F-09 MICHIS BLUT
als der Wärter die Tür öffnet, bleibt er verschwunden,
bis ich sein halbes Gesicht hinterm Ofen entdeck und er kreischend
hervorstürzt. Er weiß unsere Namen nicht mehr, will sofort
ins Auto, mit dem Auto in die Stadt, zu den Geschäften.

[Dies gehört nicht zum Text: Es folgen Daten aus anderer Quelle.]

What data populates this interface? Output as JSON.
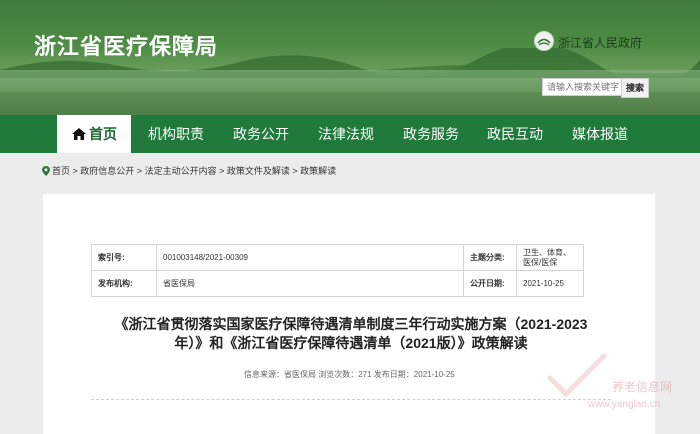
{
  "header": {
    "site_title": "浙江省医疗保障局",
    "gov_name": "浙江省人民政府",
    "search_placeholder": "请输入搜索关键字",
    "search_button": "搜索"
  },
  "nav": {
    "items": [
      "首页",
      "机构职责",
      "政务公开",
      "法律法规",
      "政务服务",
      "政民互动",
      "媒体报道"
    ],
    "active": "首页"
  },
  "breadcrumb": [
    "首页",
    "政府信息公开",
    "法定主动公开内容",
    "政策文件及解读",
    "政策解读"
  ],
  "meta": {
    "index_label": "索引号:",
    "index_value": "001003148/2021-00309",
    "topic_label": "主题分类:",
    "topic_value": "卫生、体育、医保/医保",
    "publisher_label": "发布机构:",
    "publisher_value": "省医保局",
    "date_label": "公开日期:",
    "date_value": "2021-10-25"
  },
  "article": {
    "title_line1": "《浙江省贯彻落实国家医疗保障待遇清单制度三年行动实施方案（2021-2023",
    "title_line2": "年）》和《浙江省医疗保障待遇清单（2021版）》政策解读",
    "info": "信息来源：省医保局 浏览次数：271 发布日期：2021-10-25"
  },
  "watermark": {
    "text": "养老信息网",
    "url": "www.yanglao.cn"
  },
  "colors": {
    "nav_green": "#1f7a3c",
    "home_text_green": "#1d6a33"
  }
}
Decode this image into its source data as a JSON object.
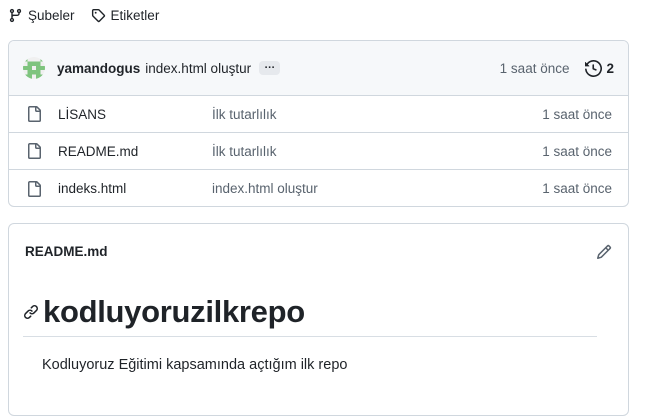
{
  "nav": {
    "branches_label": "Şubeler",
    "tags_label": "Etiketler"
  },
  "commit": {
    "author": "yamandogus",
    "message": "index.html oluştur",
    "ellipsis": "…",
    "time": "1 saat önce",
    "history_count": "2"
  },
  "files": [
    {
      "name": "LİSANS",
      "commit": "İlk tutarlılık",
      "date": "1 saat önce"
    },
    {
      "name": "README.md",
      "commit": "İlk tutarlılık",
      "date": "1 saat önce"
    },
    {
      "name": "indeks.html",
      "commit": "index.html oluştur",
      "date": "1 saat önce"
    }
  ],
  "readme": {
    "filename": "README.md",
    "heading": "kodluyoruzilkrepo",
    "paragraph": "Kodluyoruz Eğitimi kapsamında açtığım ilk repo"
  },
  "colors": {
    "border": "#d0d7de",
    "muted": "#59636e",
    "header_bg": "#f6f8fa",
    "avatar": "#7ec47e"
  }
}
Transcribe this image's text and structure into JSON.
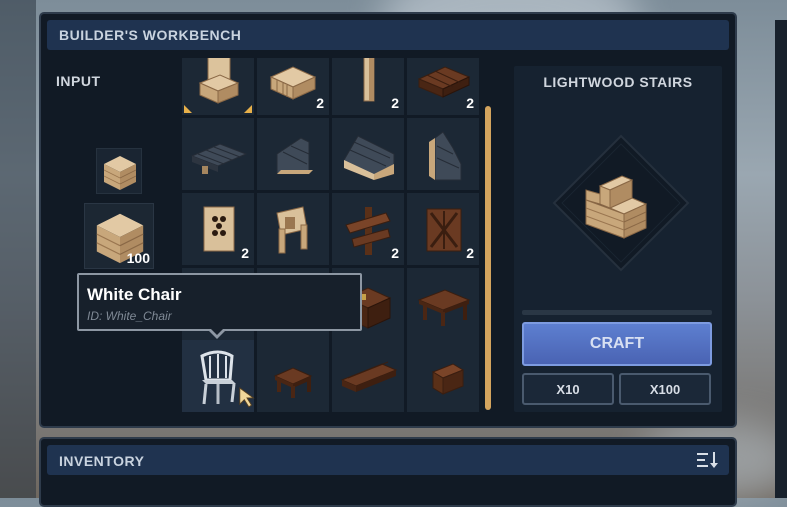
{
  "workbench": {
    "title": "BUILDER'S WORKBENCH"
  },
  "input": {
    "label": "INPUT",
    "slot_small": {
      "item": "lightwood-block",
      "count": ""
    },
    "slot_big": {
      "item": "lightwood-block",
      "count": "100"
    }
  },
  "grid": {
    "rows": [
      [
        {
          "item": "lightwood-chair",
          "count": "",
          "selected": true
        },
        {
          "item": "lightwood-plank",
          "count": "2"
        },
        {
          "item": "lightwood-post",
          "count": "2"
        },
        {
          "item": "dark-pallet",
          "count": "2"
        }
      ],
      [
        {
          "item": "dark-shingle-roof",
          "count": ""
        },
        {
          "item": "dark-roof-stairs",
          "count": ""
        },
        {
          "item": "lightwood-shingle-slope",
          "count": ""
        },
        {
          "item": "stone-roof-stairs",
          "count": ""
        }
      ],
      [
        {
          "item": "lightwood-lattice",
          "count": "2"
        },
        {
          "item": "lightwood-signpost",
          "count": ""
        },
        {
          "item": "dark-sign",
          "count": "2"
        },
        {
          "item": "dark-lattice",
          "count": "2"
        }
      ],
      [
        {
          "item": "hidden",
          "count": ""
        },
        {
          "item": "hidden",
          "count": ""
        },
        {
          "item": "dark-crate",
          "count": ""
        },
        {
          "item": "dark-table",
          "count": ""
        }
      ],
      [
        {
          "item": "white-chair",
          "count": "",
          "hovered": true
        },
        {
          "item": "small-dark-table",
          "count": ""
        },
        {
          "item": "dark-bench",
          "count": ""
        },
        {
          "item": "dark-stool",
          "count": ""
        }
      ]
    ]
  },
  "tooltip": {
    "name": "White Chair",
    "id": "ID: White_Chair"
  },
  "recipe": {
    "title": "LIGHTWOOD STAIRS",
    "progress": 0
  },
  "buttons": {
    "craft": "CRAFT",
    "x10": "X10",
    "x100": "X100"
  },
  "inventory": {
    "title": "INVENTORY"
  },
  "colors": {
    "accent": "#d3a45e",
    "craft": "#5470c4",
    "panel": "#111a25",
    "header": "#1f3350"
  }
}
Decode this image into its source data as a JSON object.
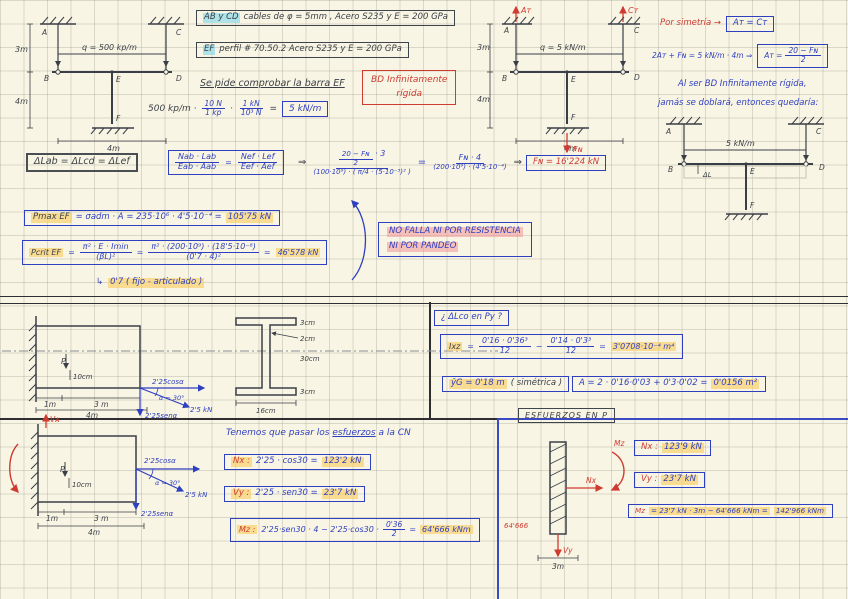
{
  "colors": {
    "ink": "#3a3f47",
    "blue": "#2e3fc0",
    "red": "#cf3a31",
    "cyan_highlight": "#84d8ea",
    "yellow_highlight": "#f8cd5f",
    "pink_highlight": "#f39498",
    "paper": "#f9f5e4"
  },
  "labels": {
    "A": "A",
    "B": "B",
    "C": "C",
    "D": "D",
    "E": "E",
    "F": "F",
    "P": "P",
    "dL": "ΔL",
    "AT": "Aᴛ",
    "CT": "Cᴛ",
    "FN": "Fɴ",
    "VA": "Vᴀ"
  },
  "dims": {
    "m1": "1m",
    "m3": "3m",
    "m3sp": "3 m",
    "m4": "4m",
    "cm10": "10cm",
    "cm3": "3cm",
    "cm2": "2cm",
    "cm30": "30cm",
    "cm16": "16cm",
    "q1": "q = 500 kp/m",
    "q2": "q = 5 kN/m",
    "q3": "5 kN/m"
  },
  "p1": {
    "given1_hl": "AB y CD",
    "given1": "cables de φ = 5mm ,  Acero S235  y  E = 200 GPa",
    "given2_hl": "EF",
    "given2": "perfil # 70.50.2   Acero S235  y  E = 200 GPa",
    "task": "Se pide comprobar la barra EF",
    "rigid_box1": "BD Infinitamente",
    "rigid_box2": "rígida",
    "conv_lhs": "500 kp/m ·",
    "conv_f1n": "10 N",
    "conv_f1d": "1 kp",
    "conv_dot": "·",
    "conv_f2n": "1 kN",
    "conv_f2d": "10³ N",
    "conv_eq": "=",
    "conv_res": "5 kN/m",
    "sym1": "Por simetría  →",
    "sym1_box": "Aᴛ = Cᴛ",
    "sym2": "2Aᴛ + Fɴ = 5 kN/m · 4m  ⇒",
    "sym2_pre": "Aᴛ =",
    "sym2_n": "20 − Fɴ",
    "sym2_d": "2",
    "rigid1": "Al ser BD Infinitamente rígida,",
    "rigid2": "jamás se doblará, entonces quedaría:",
    "compat": "ΔLab = ΔLcd = ΔLef",
    "el_n1": "Nab · Lab",
    "el_d1": "Eab · Aab",
    "eq": "=",
    "el_n2": "Nef · Lef",
    "el_d2": "Eef · Aef",
    "imp": "⇒",
    "beq_in_n": "20 − Fɴ",
    "beq_in_d": "2",
    "beq_n1b": "· 3",
    "beq_d1": "(100·10⁹) · ( π/4 · (5·10⁻³)² )",
    "beq_n2": "Fɴ · 4",
    "beq_d2": "(200·10⁹) · (4'5·10⁻⁴)",
    "fn_res": "Fɴ = 16'224 kN",
    "pmax_hl": "Pmax EF",
    "pmax_mid": "= σadm · A = 235·10⁶ · 4'5·10⁻⁴ =",
    "pmax_res": "105'75 kN",
    "pcrit_hl": "Pcrit EF",
    "pcrit_n1": "π² · E · Imin",
    "pcrit_d1": "(βL)²",
    "pcrit_n2": "π² · (200·10⁹) · (18'5·10⁻⁸)",
    "pcrit_d2": "(0'7 · 4)²",
    "pcrit_res": "46'578 kN",
    "beta_arrow": "↳",
    "beta_note": "0'7  ( fijo - articulado )",
    "concl1": "NO FALLA NI POR RESISTENCIA",
    "concl2": "NI  POR  PANDEO"
  },
  "p2": {
    "question": "¿ ΔLco en Py ?",
    "ixz_hl": "Ixz",
    "ixz_eq1": "=",
    "ixz_n1": "0'16 · 0'36³",
    "ixz_d1": "12",
    "minus": "−",
    "ixz_n2": "0'14 · 0'3³",
    "ixz_d2": "12",
    "ixz_eq2": "=",
    "ixz_res": "3'0708·10⁻⁴ m⁴",
    "ybar_hl": "ȳG = 0'18 m",
    "ybar_note": "( simétrica )",
    "area": "A = 2 · 0'16·0'03 + 0'3·0'02 =",
    "area_res": "0'0156 m²",
    "f_cos": "2'25cosα",
    "f_diag": "2'5 kN",
    "f_ang": "α = 30°",
    "f_sen": "2'25senα",
    "transfer_a": "Tenemos que pasar los ",
    "transfer_b": "esfuerzos",
    "transfer_c": " a la CN",
    "nx_hl": "Nx :",
    "nx_mid": "2'25 · cos30 =",
    "nx_res": "123'2 kN",
    "vy_hl": "Vy :",
    "vy_mid": "2'25 · sen30 =",
    "vy_res": "23'7 kN",
    "mz_hl": "Mz :",
    "mz_mid1": "2'25·sen30 · 4  −  2'25·cos30 ·",
    "mz_fn": "0'36",
    "mz_fd": "2",
    "mz_eq": "=",
    "mz_res": "64'666 kNm",
    "esf_title": "ESFUERZOS EN P",
    "sk_mz": "Mz",
    "sk_nx": "Nx",
    "sk_vy": "Vy",
    "sk_m": "64'666",
    "sk_dim": "3m",
    "rnx_l": "Nx :",
    "rnx_res": "123'9 kN",
    "rvy_l": "Vy :",
    "rvy_res": "23'7 kN",
    "rmz_l": "Mz",
    "rmz_mid": "= 23'7 kN · 3m − 64'666 kNm =",
    "rmz_res": "142'966 kNm"
  }
}
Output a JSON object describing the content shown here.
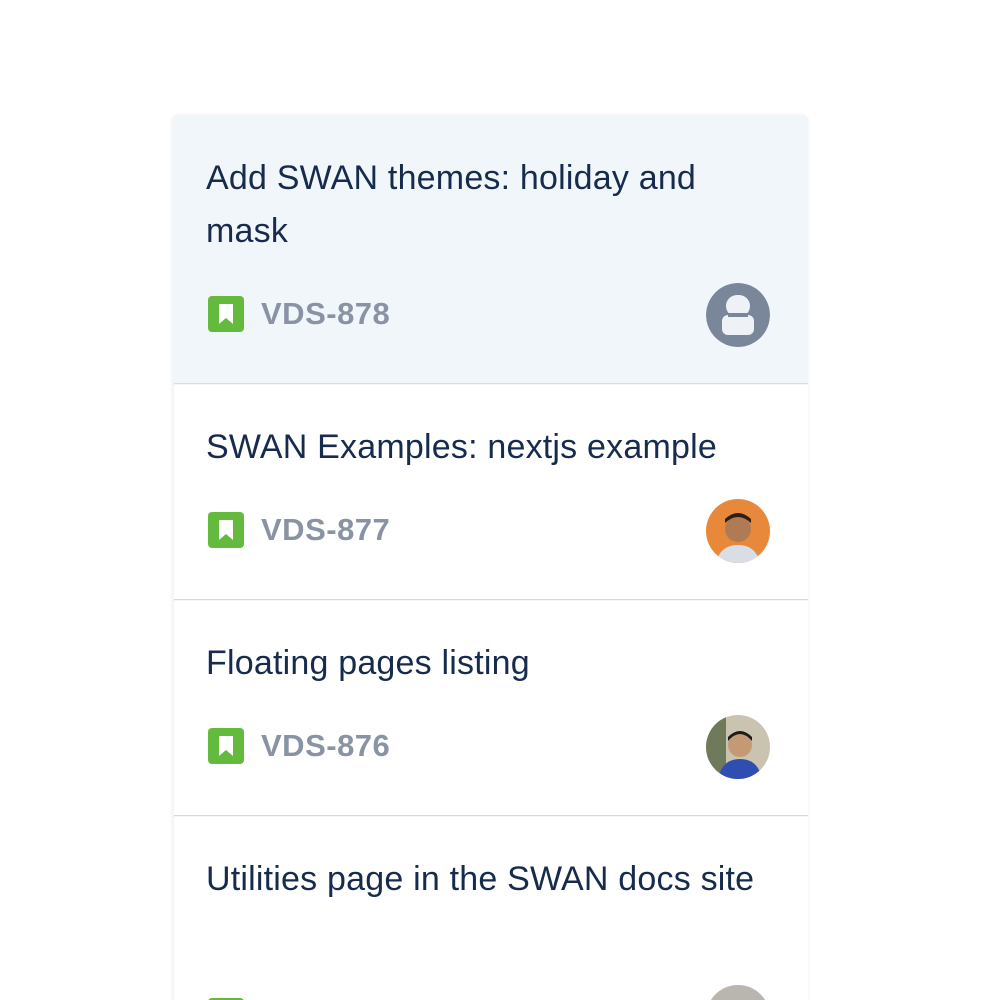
{
  "board": {
    "cards": [
      {
        "title": "Add SWAN themes: holiday and mask",
        "issue_key": "VDS-878",
        "issue_type_icon": "story-icon",
        "assignee_avatar": "default-user-avatar",
        "selected": true
      },
      {
        "title": "SWAN Examples: nextjs example",
        "issue_key": "VDS-877",
        "issue_type_icon": "story-icon",
        "assignee_avatar": "user-photo-avatar"
      },
      {
        "title": "Floating pages listing",
        "issue_key": "VDS-876",
        "issue_type_icon": "story-icon",
        "assignee_avatar": "user-photo-avatar"
      },
      {
        "title": "Utilities page in the SWAN docs site",
        "issue_key": "",
        "issue_type_icon": "story-icon",
        "assignee_avatar": "user-photo-avatar"
      }
    ]
  },
  "colors": {
    "story_icon": "#63ba3c",
    "title_text": "#172b4d",
    "issue_key_text": "#8993a4",
    "selected_card_bg": "#f1f6fb"
  }
}
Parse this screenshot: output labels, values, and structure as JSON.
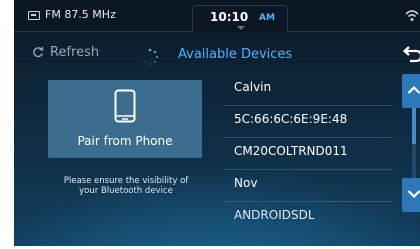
{
  "status_bar": {
    "source_icon": "radio-source-icon",
    "radio_station": "FM 87.5 MHz",
    "clock_time": "10:10",
    "clock_ampm": "AM",
    "signal_icon": "wifi-icon"
  },
  "header": {
    "refresh_label": "Refresh",
    "refresh_icon": "refresh-icon",
    "spinner_icon": "loading-spinner-icon",
    "title": "Available Devices",
    "back_icon": "back-arrow-icon"
  },
  "pair_button": {
    "label": "Pair from Phone",
    "icon": "phone-icon"
  },
  "visibility_note": "Please ensure the visibility of your Bluetooth device",
  "devices": [
    {
      "name": "Calvin"
    },
    {
      "name": "5C:66:6C:6E:9E:48"
    },
    {
      "name": "CM20COLTRND011"
    },
    {
      "name": "Nov"
    },
    {
      "name": "ANDROIDSDL"
    }
  ],
  "scroll": {
    "up_icon": "chevron-up-icon",
    "down_icon": "chevron-down-icon"
  },
  "colors": {
    "accent": "#4fb3ff",
    "button_bg": "#3a6d8e",
    "scroll_button": "#2c78b8",
    "background_top": "#0b1826",
    "background_bottom": "#12405e"
  }
}
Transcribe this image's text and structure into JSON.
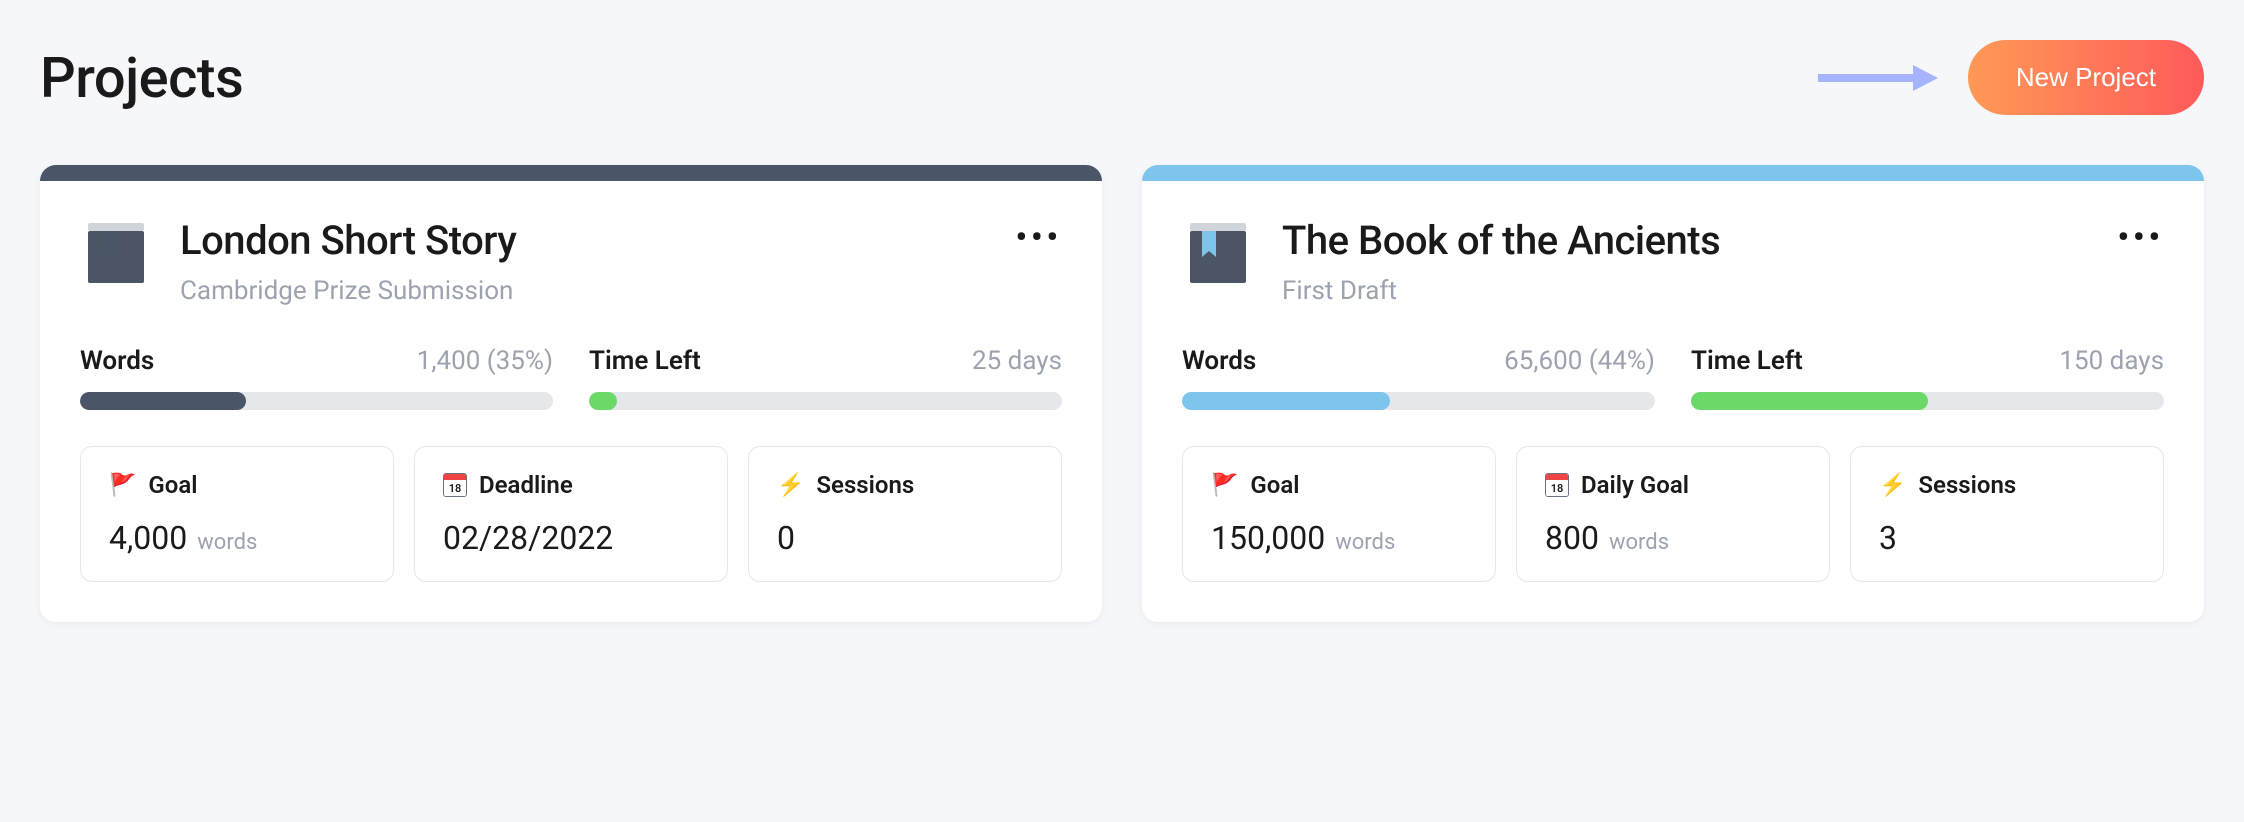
{
  "page_title": "Projects",
  "new_project_label": "New Project",
  "projects": [
    {
      "title": "London Short Story",
      "subtitle": "Cambridge Prize Submission",
      "accent": "dark",
      "bookmark_color": "#4a5568",
      "words_label": "Words",
      "words_value": "1,400 (35%)",
      "words_pct": 35,
      "time_label": "Time Left",
      "time_value": "25 days",
      "time_pct": 6,
      "stats": [
        {
          "icon": "flag",
          "label": "Goal",
          "value": "4,000",
          "unit": "words"
        },
        {
          "icon": "calendar",
          "cal_day": "18",
          "label": "Deadline",
          "value": "02/28/2022",
          "unit": ""
        },
        {
          "icon": "bolt",
          "label": "Sessions",
          "value": "0",
          "unit": ""
        }
      ]
    },
    {
      "title": "The Book of the Ancients",
      "subtitle": "First Draft",
      "accent": "blue",
      "bookmark_color": "#7ec5ed",
      "words_label": "Words",
      "words_value": "65,600 (44%)",
      "words_pct": 44,
      "time_label": "Time Left",
      "time_value": "150 days",
      "time_pct": 50,
      "stats": [
        {
          "icon": "flag",
          "label": "Goal",
          "value": "150,000",
          "unit": "words"
        },
        {
          "icon": "calendar",
          "cal_day": "18",
          "label": "Daily Goal",
          "value": "800",
          "unit": "words"
        },
        {
          "icon": "bolt",
          "label": "Sessions",
          "value": "3",
          "unit": ""
        }
      ]
    }
  ]
}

Vor den Auslagen hälts ihn nur kurz: Colts, Panzer,
eine Cowboyausrüstung wie die, die ihm einer verbrannt hat;
ein heftiger Schmatz durchs Glas auf die Schnauze des Bären, weiter,
weiter, trotz der Magenschmerzen vom vielen Cola
aus dem Automaten im Durchgang, runter zur Donau,
vorbei an den Schrebergartenhäuschen auf Stelzen - im Spaß
springen wir sofort ins eisige Wasser, und Michi spielt Retter,
eine Sekunde, dann packt ihn das Mitleid mit einem treibenden
Holzstück, bis ihn ein winziger Hund zurückscheucht.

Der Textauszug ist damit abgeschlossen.